Go back to Mississippi, go back to Alabama, go back to South Carolina,
go back to Georgia, go back to Louisiana, go back to the slums and
ghettos of our northern cities, knowing that somehow this situation can
and will be changed. Let us not wallow in the valley of despair.
I say to you
today, my friends, so even though we face the difficulties of today and
tomorrow, I still have a dream. It is a dream deeply rooted in the
American dream.
I have a dream
that one day this nation will rise up and live out the true meaning of
its creed: “We hold these truths to be self-evident, that all men are
created equal.”
I have a dream
that one day on the red hills of Georgia, the sons of former slaves and
the sons of former slave owners will be able to sit down together at
the table of brotherhood.
I have a dream
that one day even the state of Mississippi, a state sweltering with the
heat of injustice, sweltering with the heat of oppression, will be
transformed into an oasis of freedom and justice.
I have a dream
that my four little children will one day live in a nation where they
will not be judged by the color of their skin but by the content of
their character. I have
a dream today.
I have a dream
that one day in Alabama, with its vicious racists, with its governor
having his lips dripping with the words of “interposition” and
“nullification,” one day right there in Alabama little black boys and
black girls will be able to join hands with little white boys and white
girls as sisters and brothers. I have a dream today.
I have a dream
that one day every valley shall be exalted, and every hill and mountain
shall be made low; the rough places will be made plain, and the crooked
places will be made straight; and the glory of the Lord shall be
revealed, and all flesh shall see it together.
This is our
hope. This is the faith that I go back to the South with. With this
faith we will be able to hew out of the mountain of despair a stone of
hope. With this faith we will be able to transform the jangling
discords of our nation into a beautiful symphony of brotherhood. With
this faith we will be able to work together, to pray together, to
struggle together, to go to jail together, to stand up for freedom
together, knowing that we will be free one day. This will be the day,
this will be the day when all of God’s children will be able to sing
with new meaning:
My country, ‘tis of thee, sweet land of liberty, of thee I sing.

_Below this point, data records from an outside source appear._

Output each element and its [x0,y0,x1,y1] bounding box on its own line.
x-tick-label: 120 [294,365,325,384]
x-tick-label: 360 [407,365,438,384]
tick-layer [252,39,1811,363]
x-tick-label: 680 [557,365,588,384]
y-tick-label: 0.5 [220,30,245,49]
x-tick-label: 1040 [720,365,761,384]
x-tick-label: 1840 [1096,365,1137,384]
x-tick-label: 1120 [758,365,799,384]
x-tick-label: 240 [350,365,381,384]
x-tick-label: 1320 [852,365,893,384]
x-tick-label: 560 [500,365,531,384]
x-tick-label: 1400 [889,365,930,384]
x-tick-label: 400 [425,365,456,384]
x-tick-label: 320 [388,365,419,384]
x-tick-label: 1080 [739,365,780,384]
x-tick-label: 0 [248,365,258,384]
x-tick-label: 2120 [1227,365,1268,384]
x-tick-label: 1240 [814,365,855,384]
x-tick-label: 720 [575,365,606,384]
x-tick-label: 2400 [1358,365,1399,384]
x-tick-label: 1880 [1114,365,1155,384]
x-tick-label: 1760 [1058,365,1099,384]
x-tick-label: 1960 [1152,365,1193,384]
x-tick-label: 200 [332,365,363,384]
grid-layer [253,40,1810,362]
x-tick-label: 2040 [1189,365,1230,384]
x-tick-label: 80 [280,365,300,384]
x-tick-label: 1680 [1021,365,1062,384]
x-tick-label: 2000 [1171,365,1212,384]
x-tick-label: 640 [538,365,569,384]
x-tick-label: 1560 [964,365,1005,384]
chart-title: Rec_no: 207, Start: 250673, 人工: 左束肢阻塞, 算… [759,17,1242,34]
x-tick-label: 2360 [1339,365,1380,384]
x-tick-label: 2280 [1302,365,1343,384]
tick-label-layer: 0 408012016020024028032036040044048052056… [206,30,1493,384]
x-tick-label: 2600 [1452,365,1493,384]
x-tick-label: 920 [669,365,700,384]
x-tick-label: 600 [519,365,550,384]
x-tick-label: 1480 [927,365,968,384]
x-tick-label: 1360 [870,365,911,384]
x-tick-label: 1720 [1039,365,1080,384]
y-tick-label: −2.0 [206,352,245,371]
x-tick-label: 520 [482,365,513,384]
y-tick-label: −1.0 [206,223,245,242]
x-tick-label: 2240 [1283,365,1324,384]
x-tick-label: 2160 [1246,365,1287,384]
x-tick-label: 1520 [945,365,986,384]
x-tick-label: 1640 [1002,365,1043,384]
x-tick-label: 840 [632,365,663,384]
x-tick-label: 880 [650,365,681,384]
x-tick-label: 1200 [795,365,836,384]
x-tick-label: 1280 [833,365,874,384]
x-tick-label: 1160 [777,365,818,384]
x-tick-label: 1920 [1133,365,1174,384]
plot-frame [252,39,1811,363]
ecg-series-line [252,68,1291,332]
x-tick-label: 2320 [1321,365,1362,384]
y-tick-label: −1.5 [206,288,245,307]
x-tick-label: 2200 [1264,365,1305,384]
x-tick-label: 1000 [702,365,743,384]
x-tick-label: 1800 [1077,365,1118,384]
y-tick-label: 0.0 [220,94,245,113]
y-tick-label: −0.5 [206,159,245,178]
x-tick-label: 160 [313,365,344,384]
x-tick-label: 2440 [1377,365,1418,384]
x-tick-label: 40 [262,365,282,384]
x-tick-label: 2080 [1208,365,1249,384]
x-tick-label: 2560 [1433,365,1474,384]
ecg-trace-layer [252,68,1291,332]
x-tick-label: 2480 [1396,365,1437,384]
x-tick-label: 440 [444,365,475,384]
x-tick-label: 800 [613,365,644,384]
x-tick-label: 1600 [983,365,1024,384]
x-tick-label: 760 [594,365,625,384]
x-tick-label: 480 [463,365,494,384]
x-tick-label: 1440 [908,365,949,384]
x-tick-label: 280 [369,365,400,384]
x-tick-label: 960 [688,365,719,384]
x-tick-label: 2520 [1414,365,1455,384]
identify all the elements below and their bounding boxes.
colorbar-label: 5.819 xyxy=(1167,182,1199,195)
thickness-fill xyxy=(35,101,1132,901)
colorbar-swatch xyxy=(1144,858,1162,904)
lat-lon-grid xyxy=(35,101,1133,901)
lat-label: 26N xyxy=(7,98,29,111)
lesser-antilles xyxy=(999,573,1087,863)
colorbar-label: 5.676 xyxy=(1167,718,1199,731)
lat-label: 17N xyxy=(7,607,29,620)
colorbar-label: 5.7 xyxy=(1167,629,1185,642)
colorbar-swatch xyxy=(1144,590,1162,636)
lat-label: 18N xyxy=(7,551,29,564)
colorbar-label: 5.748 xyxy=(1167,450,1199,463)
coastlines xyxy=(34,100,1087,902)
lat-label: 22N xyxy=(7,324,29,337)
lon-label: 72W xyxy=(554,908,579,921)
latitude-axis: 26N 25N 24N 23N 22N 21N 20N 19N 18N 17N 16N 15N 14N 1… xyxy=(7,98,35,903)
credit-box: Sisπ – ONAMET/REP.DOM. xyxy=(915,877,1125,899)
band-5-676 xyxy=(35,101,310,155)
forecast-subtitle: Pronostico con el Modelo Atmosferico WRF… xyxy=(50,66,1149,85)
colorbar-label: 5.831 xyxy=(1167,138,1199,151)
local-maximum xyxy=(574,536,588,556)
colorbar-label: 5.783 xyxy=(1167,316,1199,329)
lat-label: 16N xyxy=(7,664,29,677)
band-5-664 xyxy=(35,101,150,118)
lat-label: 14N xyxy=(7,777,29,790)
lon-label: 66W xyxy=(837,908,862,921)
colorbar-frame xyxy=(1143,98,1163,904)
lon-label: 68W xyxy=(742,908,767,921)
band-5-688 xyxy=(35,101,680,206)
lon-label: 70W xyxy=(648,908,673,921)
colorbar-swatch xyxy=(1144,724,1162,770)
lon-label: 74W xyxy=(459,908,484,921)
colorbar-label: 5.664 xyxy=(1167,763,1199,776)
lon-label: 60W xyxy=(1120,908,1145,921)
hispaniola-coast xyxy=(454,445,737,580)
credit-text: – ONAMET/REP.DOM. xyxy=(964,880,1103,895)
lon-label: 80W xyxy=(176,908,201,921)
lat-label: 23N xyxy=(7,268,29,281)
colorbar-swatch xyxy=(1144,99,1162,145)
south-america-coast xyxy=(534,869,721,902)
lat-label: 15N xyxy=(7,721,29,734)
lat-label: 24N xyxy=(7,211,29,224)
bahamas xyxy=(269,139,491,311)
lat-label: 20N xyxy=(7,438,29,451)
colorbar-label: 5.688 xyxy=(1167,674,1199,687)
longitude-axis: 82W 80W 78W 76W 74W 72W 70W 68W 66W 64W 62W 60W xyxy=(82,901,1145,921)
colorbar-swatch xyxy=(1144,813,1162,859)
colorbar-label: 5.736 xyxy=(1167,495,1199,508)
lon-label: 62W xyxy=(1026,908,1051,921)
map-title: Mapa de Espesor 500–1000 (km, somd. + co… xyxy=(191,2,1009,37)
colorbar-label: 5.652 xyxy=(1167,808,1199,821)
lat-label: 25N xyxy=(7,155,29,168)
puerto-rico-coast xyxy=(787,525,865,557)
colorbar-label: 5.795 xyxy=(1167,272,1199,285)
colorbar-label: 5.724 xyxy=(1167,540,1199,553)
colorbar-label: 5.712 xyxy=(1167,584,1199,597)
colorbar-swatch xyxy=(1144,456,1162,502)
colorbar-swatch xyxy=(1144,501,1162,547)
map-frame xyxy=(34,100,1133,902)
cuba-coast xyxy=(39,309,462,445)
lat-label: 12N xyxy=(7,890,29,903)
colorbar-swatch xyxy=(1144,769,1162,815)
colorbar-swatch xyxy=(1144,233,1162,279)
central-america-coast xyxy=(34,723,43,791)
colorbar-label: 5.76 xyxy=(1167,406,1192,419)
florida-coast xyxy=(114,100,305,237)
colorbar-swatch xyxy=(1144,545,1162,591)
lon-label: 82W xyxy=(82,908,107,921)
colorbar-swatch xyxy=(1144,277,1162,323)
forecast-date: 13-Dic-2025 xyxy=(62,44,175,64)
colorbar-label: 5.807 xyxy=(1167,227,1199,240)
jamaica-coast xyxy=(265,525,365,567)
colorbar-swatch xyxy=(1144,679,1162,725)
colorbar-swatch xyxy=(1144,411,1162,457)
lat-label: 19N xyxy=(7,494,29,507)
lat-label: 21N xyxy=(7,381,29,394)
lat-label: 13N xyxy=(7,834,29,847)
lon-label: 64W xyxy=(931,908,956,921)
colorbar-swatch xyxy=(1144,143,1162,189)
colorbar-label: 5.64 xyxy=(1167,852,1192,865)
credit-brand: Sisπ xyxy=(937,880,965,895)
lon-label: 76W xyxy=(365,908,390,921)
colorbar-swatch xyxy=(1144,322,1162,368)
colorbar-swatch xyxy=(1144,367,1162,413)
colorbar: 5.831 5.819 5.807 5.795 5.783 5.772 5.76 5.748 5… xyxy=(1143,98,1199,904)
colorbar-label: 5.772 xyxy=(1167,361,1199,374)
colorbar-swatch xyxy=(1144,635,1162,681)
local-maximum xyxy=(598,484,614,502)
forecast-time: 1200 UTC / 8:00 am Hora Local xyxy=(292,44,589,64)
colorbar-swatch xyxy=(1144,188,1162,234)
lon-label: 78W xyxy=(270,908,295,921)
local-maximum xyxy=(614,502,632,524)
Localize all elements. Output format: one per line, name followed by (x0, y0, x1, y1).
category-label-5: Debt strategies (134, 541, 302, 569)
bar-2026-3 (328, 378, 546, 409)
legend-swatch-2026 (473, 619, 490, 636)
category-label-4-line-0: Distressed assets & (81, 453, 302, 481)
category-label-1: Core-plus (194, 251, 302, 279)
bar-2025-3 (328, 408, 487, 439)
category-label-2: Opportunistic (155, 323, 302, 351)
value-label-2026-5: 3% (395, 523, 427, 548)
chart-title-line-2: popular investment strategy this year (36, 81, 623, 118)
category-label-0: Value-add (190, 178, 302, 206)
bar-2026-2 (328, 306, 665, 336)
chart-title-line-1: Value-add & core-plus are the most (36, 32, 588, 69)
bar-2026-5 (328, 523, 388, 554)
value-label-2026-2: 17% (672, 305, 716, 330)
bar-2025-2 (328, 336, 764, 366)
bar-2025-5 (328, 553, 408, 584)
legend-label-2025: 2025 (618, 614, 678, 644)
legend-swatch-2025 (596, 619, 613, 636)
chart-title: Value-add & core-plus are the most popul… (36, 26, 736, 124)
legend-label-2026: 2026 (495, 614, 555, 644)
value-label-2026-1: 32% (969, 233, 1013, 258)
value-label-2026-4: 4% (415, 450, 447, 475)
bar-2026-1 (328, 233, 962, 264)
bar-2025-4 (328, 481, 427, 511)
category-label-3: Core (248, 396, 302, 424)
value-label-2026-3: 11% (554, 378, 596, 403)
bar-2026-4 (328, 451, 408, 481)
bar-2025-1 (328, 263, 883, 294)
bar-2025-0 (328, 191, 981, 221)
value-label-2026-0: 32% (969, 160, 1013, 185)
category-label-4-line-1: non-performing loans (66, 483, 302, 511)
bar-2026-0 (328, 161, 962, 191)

Land where my fathers died, land of the pilgrim’s pride,
From every mountainside, let freedom ring!
And if America
is to be a great nation, this must become true.
And so let
freedom ring from the prodigious hilltops of New Hampshire.
Let freedom ring
from the mighty mountains of New York.
Let freedom ring
from the heightening Alleghenies of Pennsylvania.
Let freedom ring
from the snowcapped Rockies of Colorado.
Let freedom ring
from the curvaceous slopes of California.
But not only
that: Let freedom ring from Stone Mountain of Georgia.
Let freedom ring
from Lookout Mountain of Tennessee.
Let freedom ring
from every hill and molehill of Mississippi.
From every
mountainside, let freedom ring.
And when this
happens, when we allow freedom ring, when we let it ring from every
village and every hamlet, from every state and every city, we will be
able to speed up that day when all of God’s children, black men and
white men, Jews and Gentiles, Protestants and Catholics, will be able
to join hands and sing in the words of the old Negro spiritual:
Free
at last! Free at last!
Thank God Almighty, we are free at last!